Jeanette Deutermann, a Bellmore, N.Y., mother who led the opt out in Long Island, provided us with her own spreadsheet that showed that 20,545 Long Island students opted out of the English test last spring, while 22,068 boycotted the math test. In some districts, more than 1,000 students opted out of tests. In at least one, more than 2,000 opted out of the math test.
Deutermann told us that the numbers came from teachers, administrators and, sometimes, parents.
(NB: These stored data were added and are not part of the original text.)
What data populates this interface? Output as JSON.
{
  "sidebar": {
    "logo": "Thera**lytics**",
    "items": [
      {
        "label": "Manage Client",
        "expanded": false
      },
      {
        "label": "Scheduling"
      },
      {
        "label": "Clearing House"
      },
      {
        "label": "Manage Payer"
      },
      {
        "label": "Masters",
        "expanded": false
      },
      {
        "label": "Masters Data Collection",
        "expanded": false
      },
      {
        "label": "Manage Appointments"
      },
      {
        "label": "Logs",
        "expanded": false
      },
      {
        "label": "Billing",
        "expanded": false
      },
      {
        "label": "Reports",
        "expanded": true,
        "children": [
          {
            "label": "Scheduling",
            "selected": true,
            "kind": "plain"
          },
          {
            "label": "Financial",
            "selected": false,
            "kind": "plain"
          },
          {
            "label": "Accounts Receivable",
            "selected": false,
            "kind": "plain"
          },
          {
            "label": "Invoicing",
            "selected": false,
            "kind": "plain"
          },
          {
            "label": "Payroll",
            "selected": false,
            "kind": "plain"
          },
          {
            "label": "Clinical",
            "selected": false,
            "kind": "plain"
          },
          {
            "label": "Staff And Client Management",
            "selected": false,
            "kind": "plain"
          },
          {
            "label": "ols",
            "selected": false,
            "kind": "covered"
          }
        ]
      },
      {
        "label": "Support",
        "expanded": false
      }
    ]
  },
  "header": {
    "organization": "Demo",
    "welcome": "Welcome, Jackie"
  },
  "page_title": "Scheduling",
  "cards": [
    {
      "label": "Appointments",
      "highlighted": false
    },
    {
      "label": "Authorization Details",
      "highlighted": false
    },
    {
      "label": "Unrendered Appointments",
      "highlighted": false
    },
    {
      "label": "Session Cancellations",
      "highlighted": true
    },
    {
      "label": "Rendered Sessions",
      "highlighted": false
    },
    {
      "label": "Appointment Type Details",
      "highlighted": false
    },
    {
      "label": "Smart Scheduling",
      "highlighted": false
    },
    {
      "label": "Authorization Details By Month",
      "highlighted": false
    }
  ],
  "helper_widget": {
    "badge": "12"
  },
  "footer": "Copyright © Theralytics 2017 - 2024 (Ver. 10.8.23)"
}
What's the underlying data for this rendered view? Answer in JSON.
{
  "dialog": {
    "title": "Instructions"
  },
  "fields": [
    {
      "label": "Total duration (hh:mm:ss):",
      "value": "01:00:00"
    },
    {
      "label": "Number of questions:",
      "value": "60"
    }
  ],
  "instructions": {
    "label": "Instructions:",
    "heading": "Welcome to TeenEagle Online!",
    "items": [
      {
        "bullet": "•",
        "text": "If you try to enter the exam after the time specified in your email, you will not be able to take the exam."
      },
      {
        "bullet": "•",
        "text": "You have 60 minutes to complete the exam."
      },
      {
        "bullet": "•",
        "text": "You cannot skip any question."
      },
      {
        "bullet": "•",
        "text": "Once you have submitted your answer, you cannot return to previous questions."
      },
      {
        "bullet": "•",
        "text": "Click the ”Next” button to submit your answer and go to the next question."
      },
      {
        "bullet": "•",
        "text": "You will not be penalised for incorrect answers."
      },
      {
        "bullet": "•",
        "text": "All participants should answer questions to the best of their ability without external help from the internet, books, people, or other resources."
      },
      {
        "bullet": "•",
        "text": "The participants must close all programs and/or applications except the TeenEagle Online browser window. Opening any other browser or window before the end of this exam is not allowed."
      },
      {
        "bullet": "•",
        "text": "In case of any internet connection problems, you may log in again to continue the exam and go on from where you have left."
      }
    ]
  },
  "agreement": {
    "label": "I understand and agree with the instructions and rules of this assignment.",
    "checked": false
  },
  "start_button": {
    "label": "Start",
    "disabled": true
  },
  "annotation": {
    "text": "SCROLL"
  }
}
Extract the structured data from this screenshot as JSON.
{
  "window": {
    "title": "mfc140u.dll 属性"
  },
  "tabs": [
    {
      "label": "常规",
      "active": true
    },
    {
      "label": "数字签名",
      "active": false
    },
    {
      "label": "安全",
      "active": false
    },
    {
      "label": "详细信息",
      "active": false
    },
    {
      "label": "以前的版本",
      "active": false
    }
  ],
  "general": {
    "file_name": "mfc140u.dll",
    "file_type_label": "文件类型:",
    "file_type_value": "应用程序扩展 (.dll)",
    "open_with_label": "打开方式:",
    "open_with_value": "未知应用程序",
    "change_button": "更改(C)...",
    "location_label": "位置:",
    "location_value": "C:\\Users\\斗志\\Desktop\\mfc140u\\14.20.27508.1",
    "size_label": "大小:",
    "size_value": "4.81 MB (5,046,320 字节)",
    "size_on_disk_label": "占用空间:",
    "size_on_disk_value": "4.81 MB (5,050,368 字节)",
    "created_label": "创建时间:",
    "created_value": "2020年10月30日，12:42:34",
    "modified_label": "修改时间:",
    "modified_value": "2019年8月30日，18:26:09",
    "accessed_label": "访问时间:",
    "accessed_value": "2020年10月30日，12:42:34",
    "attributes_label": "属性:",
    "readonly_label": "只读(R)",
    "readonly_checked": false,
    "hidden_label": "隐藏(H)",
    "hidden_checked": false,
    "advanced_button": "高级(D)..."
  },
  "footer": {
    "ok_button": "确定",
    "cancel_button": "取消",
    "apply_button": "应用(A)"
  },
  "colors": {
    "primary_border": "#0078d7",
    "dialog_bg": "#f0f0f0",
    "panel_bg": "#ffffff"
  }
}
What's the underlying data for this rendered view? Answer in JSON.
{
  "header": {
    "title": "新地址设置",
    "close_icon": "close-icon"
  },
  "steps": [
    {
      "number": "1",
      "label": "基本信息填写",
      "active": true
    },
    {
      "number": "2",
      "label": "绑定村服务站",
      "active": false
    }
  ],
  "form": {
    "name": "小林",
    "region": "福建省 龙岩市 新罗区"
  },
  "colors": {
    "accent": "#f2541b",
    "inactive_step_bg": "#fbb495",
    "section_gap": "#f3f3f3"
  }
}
All were confirmed by administrators, she said.
"Our reports were by no means scientific, but I believe close," Deutermann said in an email. "If anything, our spreadsheets were low, as some districts refused to release their numbers."
Retired teacher Sheila Resseger wrote that "By spring 2014, parents of 60,000 students in New York state had refused to let them take the Common Core tests."
While there’s no official tally of students opting out, the unofficial but detailed tallies by Common Core opponents show more than 38,000 students boycotted the English test and more than 44,000 students boycotted the math test. And those are numbers from just half the state’s districts.
Those numbers and the other evidence we found suggest that the 60,000 is not only accurate, but perhaps understated. But there’s no precise count.
Because the statement is accurate but needs clarification or additional information, we rate it Mostly True.